Les armateurs-corailleurs attendent impatiemment la réouverture de la pêche au corail. Leur activité a été interdite par décret présidentiel signé le 28 novembre 2000.
«Je demande aux responsables d’ouvrir un grand atelier public de corail pour permettre aux jeunes d’El-Kala de travailler». Cet appel est lancé par Naceur, un maître-artisan spécialisé dans la sculpture sur corail, que nous avons rencontré à Alger. Pendant seize ans, il a exercé son métier à l’Enapêche, une entreprise algéro-palestinienne. Chef d’atelier de 1984 à 2000, il a eu la chance de se perfectionner dans son métier en exerçant avec des Tunisiens, des Palestiniens et des Italiens.
Depuis la fermeture de l’entreprise qui l’employait, à la suite de l’interdiction de la pêche au corail, la vie de Naceur et ses collègues a basculé vers l’incertitude, d’après ce qu’il nous a raconté. Mais il se dit capable «d’apprendre la sculpture et le façonnage à la jeune génération pour faire perpétuer l’art» qui le passionne. Pour cela, il affirme avec fierté : «J’ai une grande expérience.» Il ajoute : «Le corail est cité dans le Coran. Cette matière précieuse a une vertu médicinale. Son port renforce la circulation sanguine dans le corps humain.» Les spécialistes de l’or rouge sont contre la vente de notre corail à l’état brut aux étrangers.
«J’aimerais bien que notre corail soit travaillé, ici en Algérie, pour permettre à notre monnaie de retrouver sa valeur», dit un corailleur. Et de faire remarquer : «En Europe, le corail coûte plus cher que l’or.» Actuellement, chez nous, sur le marché noir, le prix d’un kilogramme de corail de bonne qualité peut atteindre les 150 millions de centimes. Les activités de l’Enapêche portaient surtout sur le contrôle des pêches, notamment le respect des quotas par les armateurs (800 qx/an) et, surtout, de collecter au profit de l’Etat 20% de la production réalisée mensuellement par les corailleurs.
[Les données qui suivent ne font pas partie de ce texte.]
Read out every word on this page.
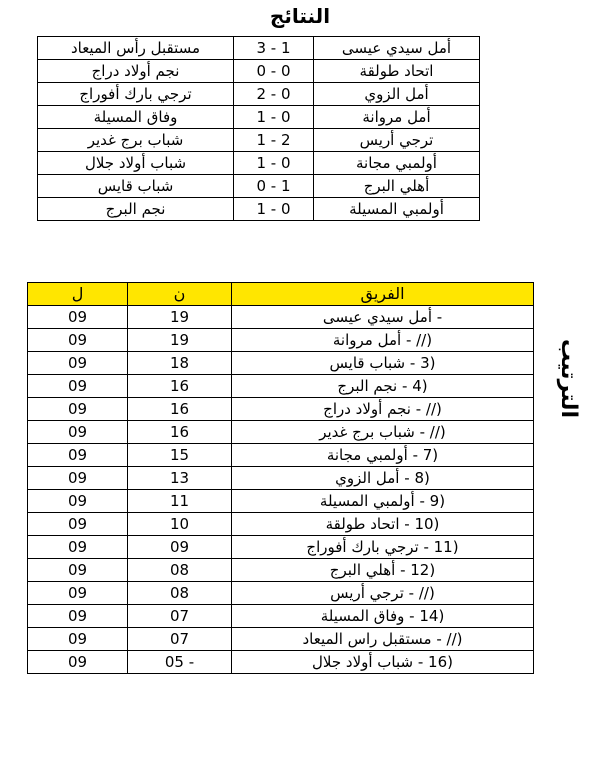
النتائج
مستقبل رأس الميعاد	3 - 1	أمل سيدي عيسى
نجم أولاد دراج	0 - 0	اتحاد طولقة
ترجي بارك أفوراج	2 - 0	أمل الزوي
وفاق المسيلة	1 - 0	أمل مروانة
شباب برج غدير	1 - 2	ترجي أريس
شباب أولاد جلال	1 - 0	أولمبي مجانة
شباب قايس	0 - 1	أهلي البرج
نجم البرج	1 - 0	أولمبي المسيلة
ل	ن	الفريق
09	19	- أمل سيدي عيسى
09	19	//) - أمل مروانة
09	18	3) - شباب قايس
09	16	4) - نجم البرج
09	16	//) - نجم أولاد دراج
09	16	//) - شباب برج غدير
09	15	7) - أولمبي مجانة
09	13	8) - أمل الزوي
09	11	9) - أولمبي المسيلة
09	10	10) - اتحاد طولقة
09	09	11) - ترجي بارك أفوراج
09	08	12) - أهلي البرج
09	08	//) - ترجي أريس
09	07	14) - وفاق المسيلة
09	07	//) - مستقبل راس الميعاد
09	05 -	16) - شباب أولاد جلال
الترتيب
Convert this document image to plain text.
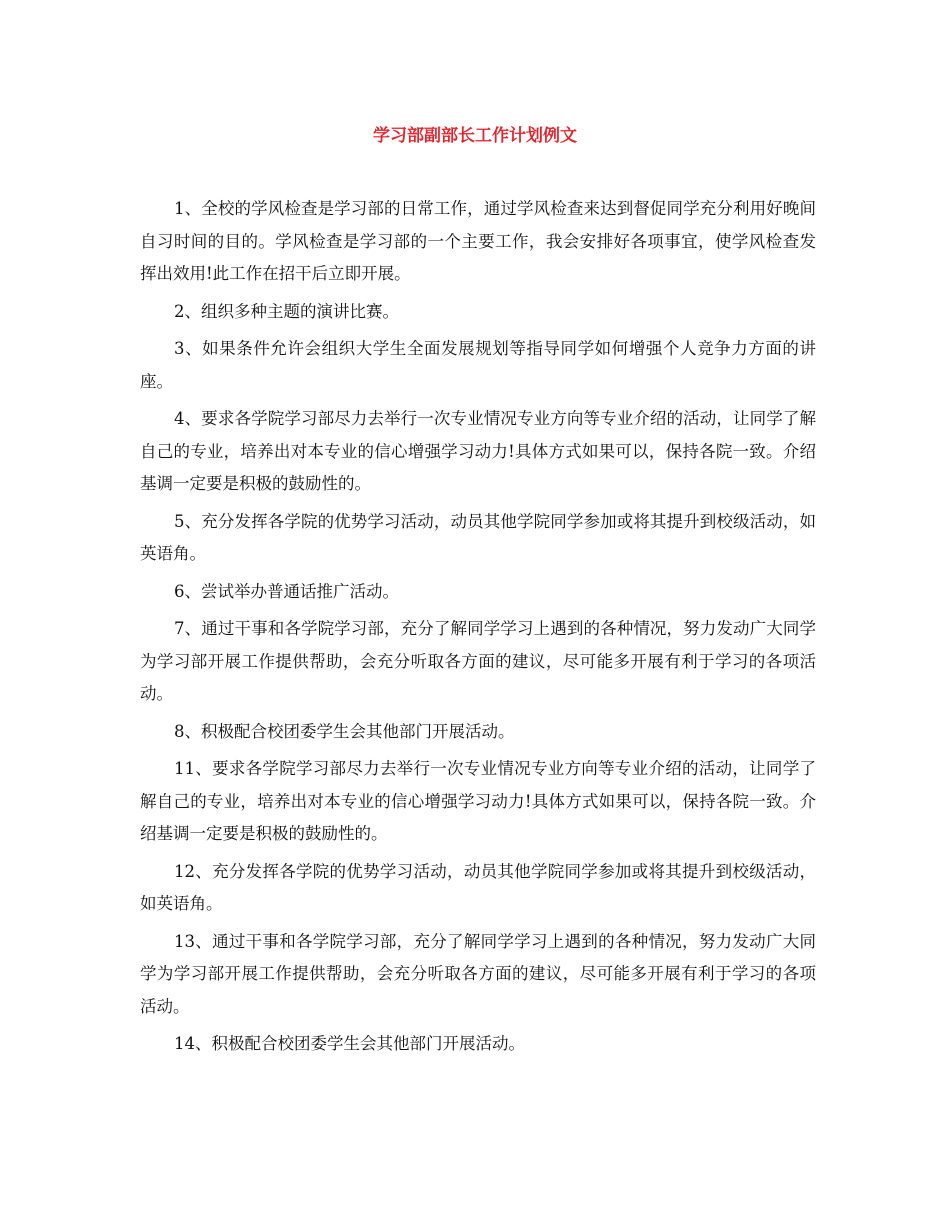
学习部副部长工作计划例文

1、全校的学风检查是学习部的日常工作，通过学风检查来达到督促同学充分利用好晚间自习时间的目的。学风检查是学习部的一个主要工作，我会安排好各项事宜，使学风检查发挥出效用!此工作在招干后立即开展。

2、组织多种主题的演讲比赛。

3、如果条件允许会组织大学生全面发展规划等指导同学如何增强个人竞争力方面的讲座。

4、要求各学院学习部尽力去举行一次专业情况专业方向等专业介绍的活动，让同学了解自己的专业，培养出对本专业的信心增强学习动力!具体方式如果可以，保持各院一致。介绍基调一定要是积极的鼓励性的。

5、充分发挥各学院的优势学习活动，动员其他学院同学参加或将其提升到校级活动，如英语角。

6、尝试举办普通话推广活动。

7、通过干事和各学院学习部，充分了解同学学习上遇到的各种情况，努力发动广大同学为学习部开展工作提供帮助，会充分听取各方面的建议，尽可能多开展有利于学习的各项活动。

8、积极配合校团委学生会其他部门开展活动。

11、要求各学院学习部尽力去举行一次专业情况专业方向等专业介绍的活动，让同学了解自己的专业，培养出对本专业的信心增强学习动力!具体方式如果可以，保持各院一致。介绍基调一定要是积极的鼓励性的。

12、充分发挥各学院的优势学习活动，动员其他学院同学参加或将其提升到校级活动，如英语角。

13、通过干事和各学院学习部，充分了解同学学习上遇到的各种情况，努力发动广大同学为学习部开展工作提供帮助，会充分听取各方面的建议，尽可能多开展有利于学习的各项活动。

14、积极配合校团委学生会其他部门开展活动。
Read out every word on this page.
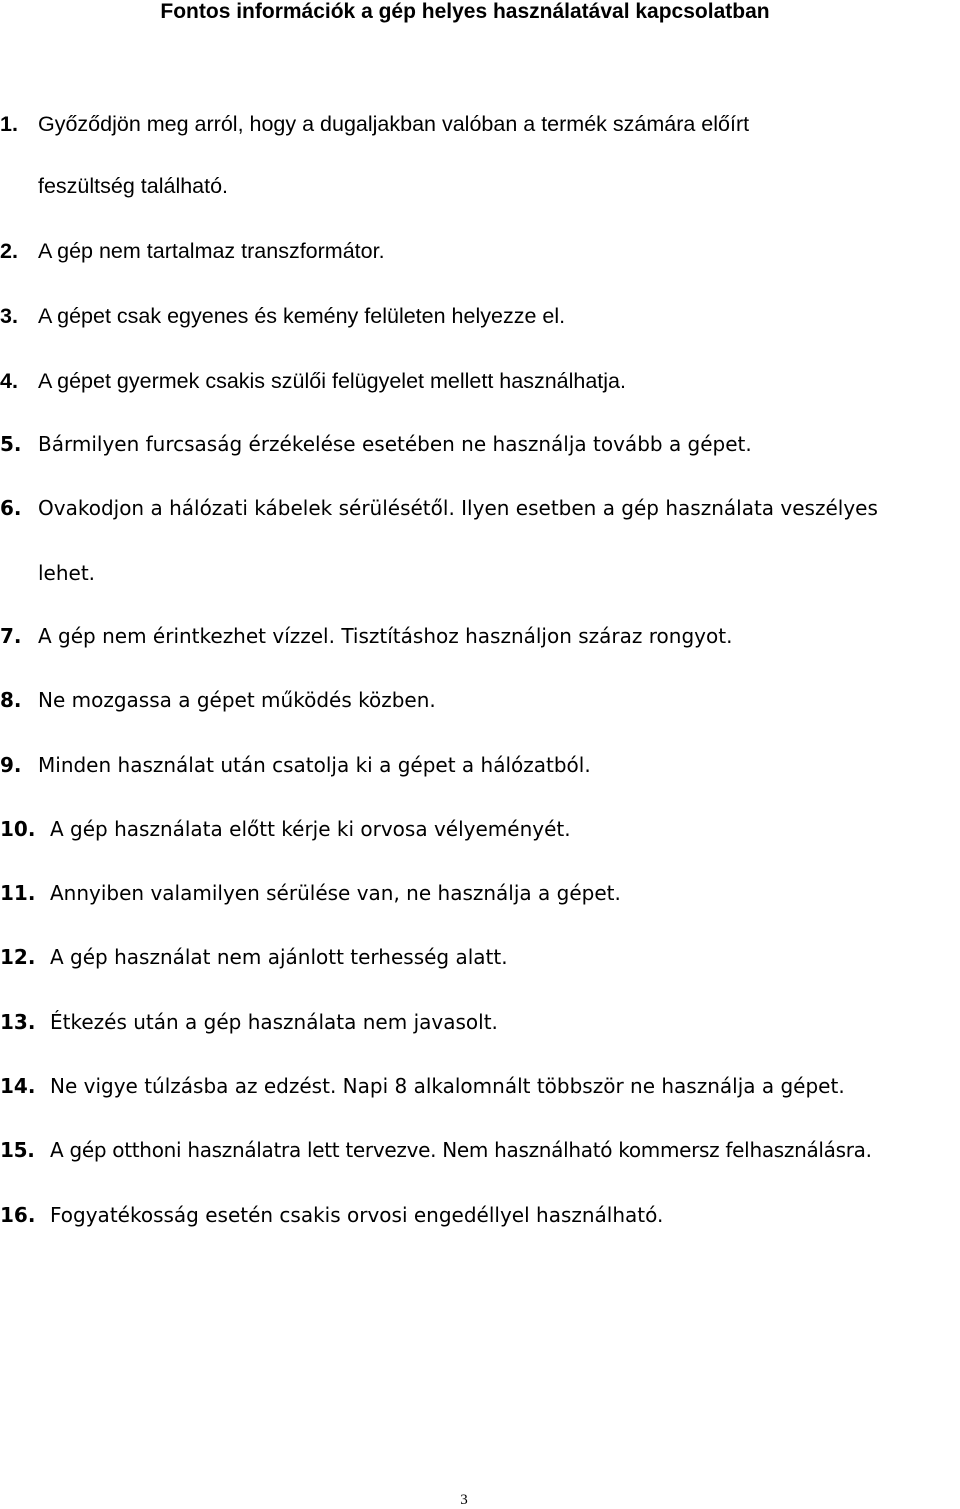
Fontos információk a gép helyes használatával kapcsolatban
1. Győződjön meg arról, hogy a dugaljakban valóban a termék számára előírt
feszültség található.
2. A gép nem tartalmaz transzformátor.
3. A gépet csak egyenes és kemény felületen helyezze el.
4. A gépet gyermek csakis szülői felügyelet mellett használhatja.
5. Bármilyen furcsaság érzékelése esetében ne használja tovább a gépet.
6. Ovakodjon a hálózati kábelek sérülésétől. Ilyen esetben a gép használata veszélyes
lehet.
7. A gép nem érintkezhet vízzel. Tisztításhoz használjon száraz rongyot.
8. Ne mozgassa a gépet működés közben.
9. Minden használat után csatolja ki a gépet a hálózatból.
10. A gép használata előtt kérje ki orvosa vélyeményét.
11. Annyiben valamilyen sérülése van, ne használja a gépet.
12. A gép használat nem ajánlott terhesség alatt.
13. Étkezés után a gép használata nem javasolt.
14. Ne vigye túlzásba az edzést. Napi 8 alkalomnált többször ne használja a gépet.
15. A gép otthoni használatra lett tervezve. Nem használható kommersz felhasználásra.
16. Fogyatékosság esetén csakis orvosi engedéllyel használható.
3
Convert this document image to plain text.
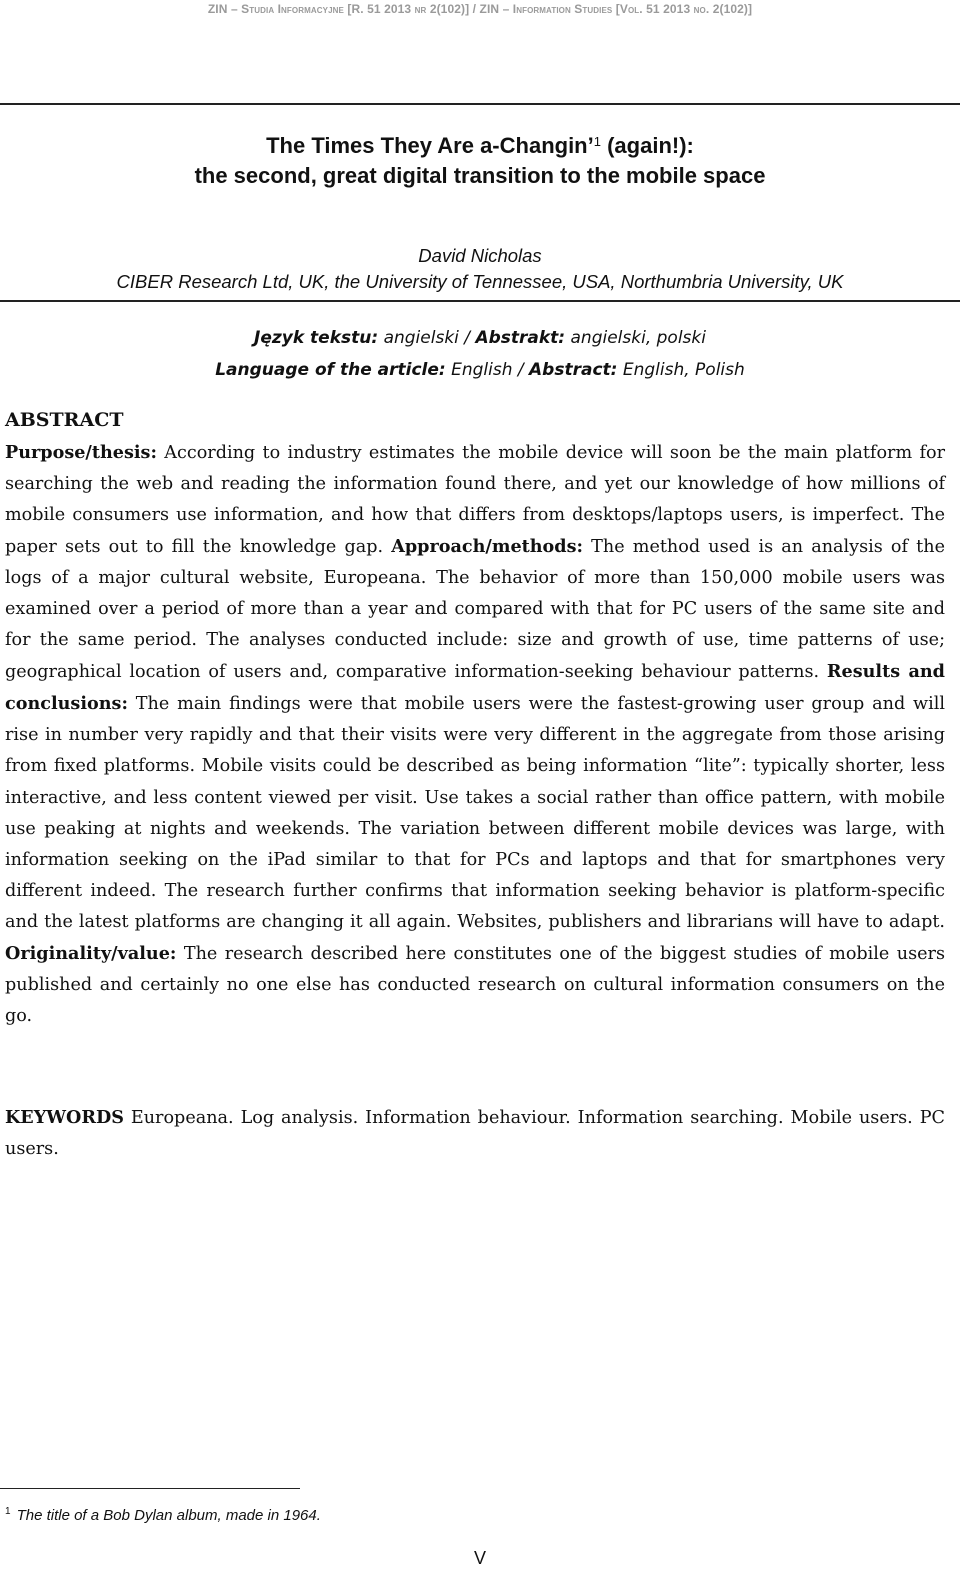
ZIN – Studia Informacyjne [R. 51 2013 nr 2(102)] / ZIN – Information Studies [Vol. 51 2013 no. 2(102)]
The Times They Are a-Changin’$^1$ (again!):
the second, great digital transition to the mobile space
David Nicholas
CIBER Research Ltd, UK, the University of Tennessee, USA, Northumbria University, UK
Język tekstu: angielski / Abstrakt: angielski, polski
Language of the article: English / Abstract: English, Polish
ABSTRACT
Purpose/thesis: According to industry estimates the mobile device will soon be the main platform for searching the web and reading the information found there, and yet our knowledge of how millions of mobile consumers use information, and how that differs from desktops/laptops users, is imperfect. The paper sets out to fill the knowledge gap. Approach/methods: The method used is an analysis of the logs of a major cultural website, Europeana. The behavior of more than 150,000 mobile users was examined over a period of more than a year and compared with that for PC users of the same site and for the same period. The analyses conducted include: size and growth of use, time patterns of use; geographical location of users and, comparative information-seeking behaviour patterns. Results and conclusions: The main findings were that mobile users were the fastest-growing user group and will rise in number very rapidly and that their visits were very different in the aggregate from those arising from fixed platforms. Mobile visits could be described as being information “lite”: typically shorter, less interactive, and less content viewed per visit. Use takes a social rather than office pattern, with mobile use peaking at nights and weekends. The variation between different mobile devices was large, with information seeking on the iPad similar to that for PCs and laptops and that for smartphones very different indeed. The research further confirms that information seeking behavior is platform-specific and the latest platforms are changing it all again. Websites, publishers and librarians will have to adapt. Originality/value: The research described here constitutes one of the biggest studies of mobile users published and certainly no one else has conducted research on cultural information consumers on the go.
KEYWORDS Europeana. Log analysis. Information behaviour. Information searching. Mobile users. PC users.
$^1$ The title of a Bob Dylan album, made in 1964.
V
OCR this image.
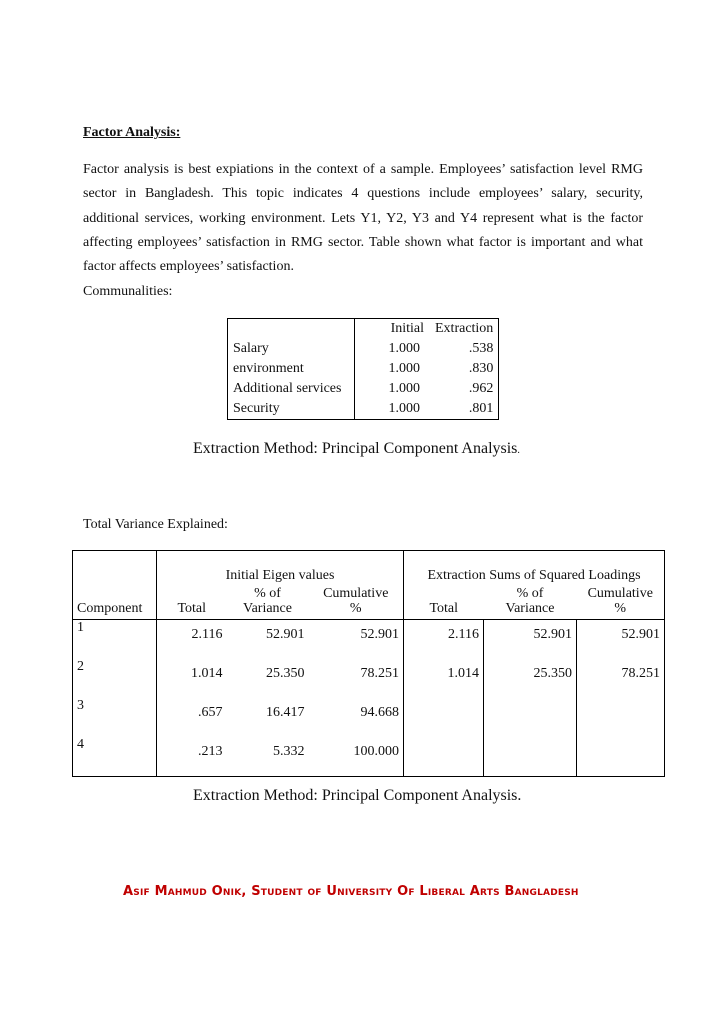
Factor Analysis:
Factor analysis is best expiations in the context of a sample. Employees’ satisfaction level RMG sector in Bangladesh. This topic indicates 4 questions include employees’ salary, security, additional services, working environment. Lets Y1, Y2, Y3 and Y4 represent what is the factor affecting employees’ satisfaction in RMG sector. Table shown what factor is important and what factor affects employees’ satisfaction.
Communalities:
	Initial	Extraction
Salary	1.000	.538
environment	1.000	.830
Additional services	1.000	.962
Security	1.000	.801
Extraction Method: Principal Component Analysis.
Total Variance Explained:
	Initial Eigen values			Extraction Sums of Squared Loadings		
		% of	Cumulative		% of	Cumulative
Component	Total	Variance	%	Total	Variance	%
1	2.116	52.901	52.901	2.116	52.901	52.901
2	1.014	25.350	78.251	1.014	25.350	78.251
3	.657	16.417	94.668			
4	.213	5.332	100.000			
Extraction Method: Principal Component Analysis.
Asif Mahmud Onik, Student of University Of Liberal Arts Bangladesh
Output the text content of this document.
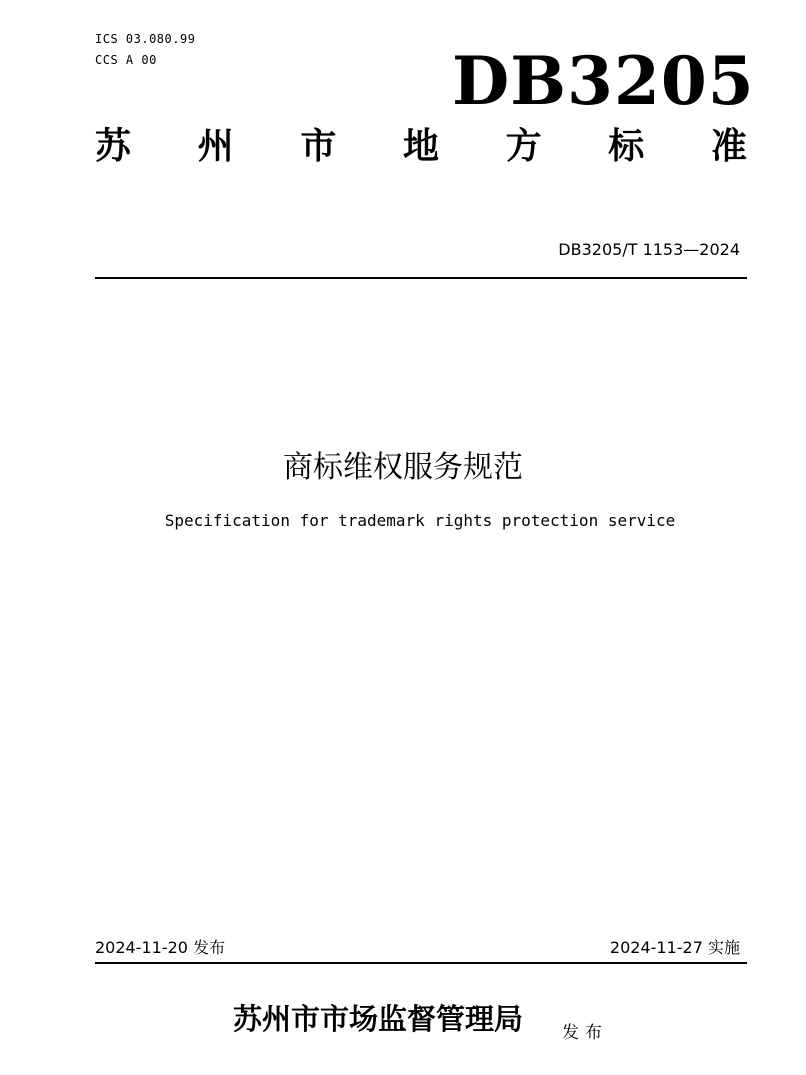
ICS 03.080.99
CCS A 00	DB3205
苏 州 市 地 方 标 准
DB3205/T 1153—2024
商标维权服务规范
Specification for trademark rights protection service
2024-11-20 发布	2024-11-27 实施
苏州市市场监督管理局 发布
Ces quantités de corail étaient ensuite vendues à des prix soutenus aux artisans bijoutiers spécialisés dans le travail de l’argent, ou celui du corail. Avant sa fermeture, l’Enapêche approvisionnait, notamment les artisans de Beni-Yenni (Tizi Ouzou), réputés pour leurs bijoux d’argent sertis de corail. Mais, très vite, la hausse des cours du corail sur le marché mondial à la fin des années 1990 à environ 7000-8000 francs français de l’époque pour un kg de polypes, environ (1000-1200 euros), selon la qualité pour un seul kilogramme, a complètement désorganisé la filière, au point que le corail n’était plus destiné aux ateliers de transformation, mais exporté à l’état brut. Quinze ans après, les artisans espèrent bien qu’un décret présidentiel autorise la pêche au corail. Le corail algérien, celui de la belle couleur «rouge sang de bœuf», est très recherché par les professionnels et les courtiers italiens. Il faut savoir, enfin, que le travail de corail passe par des étapes : la coupe, le façonnage, la sculpture, le triage entre les couleurs rouge et jaune et le montage.